The approval process
While Quinn Emanuel continues to further investigate the matter, it is clear that before 2013 - when FIFA created a Compensation Sub-Committee - the people who signed the contracts were in principle also the ones who approved them. They had the authority they needed, and they simply told payroll and HR, the department generally in charge for employment contracts at FIFA and which reported to Mr. Kattner, how much should be paid out and to whom.
In 2013, FIFA created a Compensation Sub-Committee under the Audit & Compliance Committee. This sub-committee defined the compensation for the President, the members of the FIFA Executive Committee, the Secretary General and the deputy Secretary General. It is chaired by the Head of the Audit and Compliance Committee and also includes the chairperson of the Finance Committee and one independent member.
Mr. Kattner’s contract awarded after U.S. indictment
On 27 May 2015 the U.S. Department of Justice announced a sweeping indictment against international football officials and carried out arrests at the Baur-au-Lac hotel in Zurich. Two days later, Mr. Blatter was reelected President of FIFA. On 30 May, the Compensation Sub-Committee met and granted Mr. Kattner an additional four-year extension on his contract pushing his end date from 2019 to the end of 2023. This ensured that in the event of his dismissal from FIFA, Mr. Kattner would be guaranteed more than eight years of future salary and bonus payments totaling up to CHF 9 million. Interestingly, this contract still includes the termination and indemnification clauses. Also, the fact that such a contract could have been agreed to with FIFA’s Chief Financial Officer (CFO) in the immediate wake of the Justice Department allegations of widespread fraud and corruption against football officials is noteworthy.

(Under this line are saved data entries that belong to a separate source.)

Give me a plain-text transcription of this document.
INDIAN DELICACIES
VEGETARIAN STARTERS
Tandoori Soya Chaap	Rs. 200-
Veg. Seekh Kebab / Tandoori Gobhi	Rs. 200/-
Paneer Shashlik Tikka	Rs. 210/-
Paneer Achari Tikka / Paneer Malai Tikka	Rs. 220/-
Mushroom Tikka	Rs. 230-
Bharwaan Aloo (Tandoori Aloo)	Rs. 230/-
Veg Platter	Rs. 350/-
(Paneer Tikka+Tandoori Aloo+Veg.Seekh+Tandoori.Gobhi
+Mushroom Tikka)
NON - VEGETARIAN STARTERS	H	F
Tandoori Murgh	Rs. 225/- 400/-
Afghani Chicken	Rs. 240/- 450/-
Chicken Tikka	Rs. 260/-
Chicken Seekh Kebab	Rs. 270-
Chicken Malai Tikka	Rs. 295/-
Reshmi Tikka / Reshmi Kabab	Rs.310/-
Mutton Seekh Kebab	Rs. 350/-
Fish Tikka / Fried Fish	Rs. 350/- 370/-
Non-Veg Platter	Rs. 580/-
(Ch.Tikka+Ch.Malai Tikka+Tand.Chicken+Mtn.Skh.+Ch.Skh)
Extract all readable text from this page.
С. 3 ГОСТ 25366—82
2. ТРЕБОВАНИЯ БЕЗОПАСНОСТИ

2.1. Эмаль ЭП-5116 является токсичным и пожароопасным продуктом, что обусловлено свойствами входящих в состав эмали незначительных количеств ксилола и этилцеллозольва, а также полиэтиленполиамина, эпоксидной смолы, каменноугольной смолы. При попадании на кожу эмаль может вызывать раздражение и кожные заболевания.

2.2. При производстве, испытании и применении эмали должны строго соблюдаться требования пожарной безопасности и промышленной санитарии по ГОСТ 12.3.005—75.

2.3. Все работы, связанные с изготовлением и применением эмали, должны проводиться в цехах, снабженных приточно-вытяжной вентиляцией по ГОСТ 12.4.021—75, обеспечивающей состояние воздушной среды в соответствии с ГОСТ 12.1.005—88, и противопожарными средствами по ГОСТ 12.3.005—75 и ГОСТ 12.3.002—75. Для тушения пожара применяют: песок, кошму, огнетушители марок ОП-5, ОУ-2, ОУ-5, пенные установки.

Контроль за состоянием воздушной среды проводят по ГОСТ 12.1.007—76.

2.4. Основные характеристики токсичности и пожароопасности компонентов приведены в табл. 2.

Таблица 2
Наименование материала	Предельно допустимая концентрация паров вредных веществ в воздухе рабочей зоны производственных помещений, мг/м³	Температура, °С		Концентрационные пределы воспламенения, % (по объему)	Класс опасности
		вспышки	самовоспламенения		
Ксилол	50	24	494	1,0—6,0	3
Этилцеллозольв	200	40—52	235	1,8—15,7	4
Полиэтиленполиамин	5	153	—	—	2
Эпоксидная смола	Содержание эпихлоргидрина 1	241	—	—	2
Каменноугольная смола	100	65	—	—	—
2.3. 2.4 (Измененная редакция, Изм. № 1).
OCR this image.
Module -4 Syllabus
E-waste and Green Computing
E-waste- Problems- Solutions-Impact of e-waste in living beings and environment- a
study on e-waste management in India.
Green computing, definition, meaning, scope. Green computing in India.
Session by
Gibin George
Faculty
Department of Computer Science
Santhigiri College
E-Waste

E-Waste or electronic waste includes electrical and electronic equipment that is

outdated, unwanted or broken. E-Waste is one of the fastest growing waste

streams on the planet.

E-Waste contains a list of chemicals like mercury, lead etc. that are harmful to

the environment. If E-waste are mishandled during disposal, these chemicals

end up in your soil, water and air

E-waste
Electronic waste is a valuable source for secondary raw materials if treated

Quinn Emanuel believes the preliminary findings indicate additional investigation of these contracts and payments is warranted. FIFA has shared this information with the Office of the Swiss Attorney General and will brief the U.S Department of Justice on its existence. This is consistent with FIFA’s commitment to cooperate with the authorities. Additionally, FIFA will refer the matter of these contracts and payments to the Ethics Committee for its review.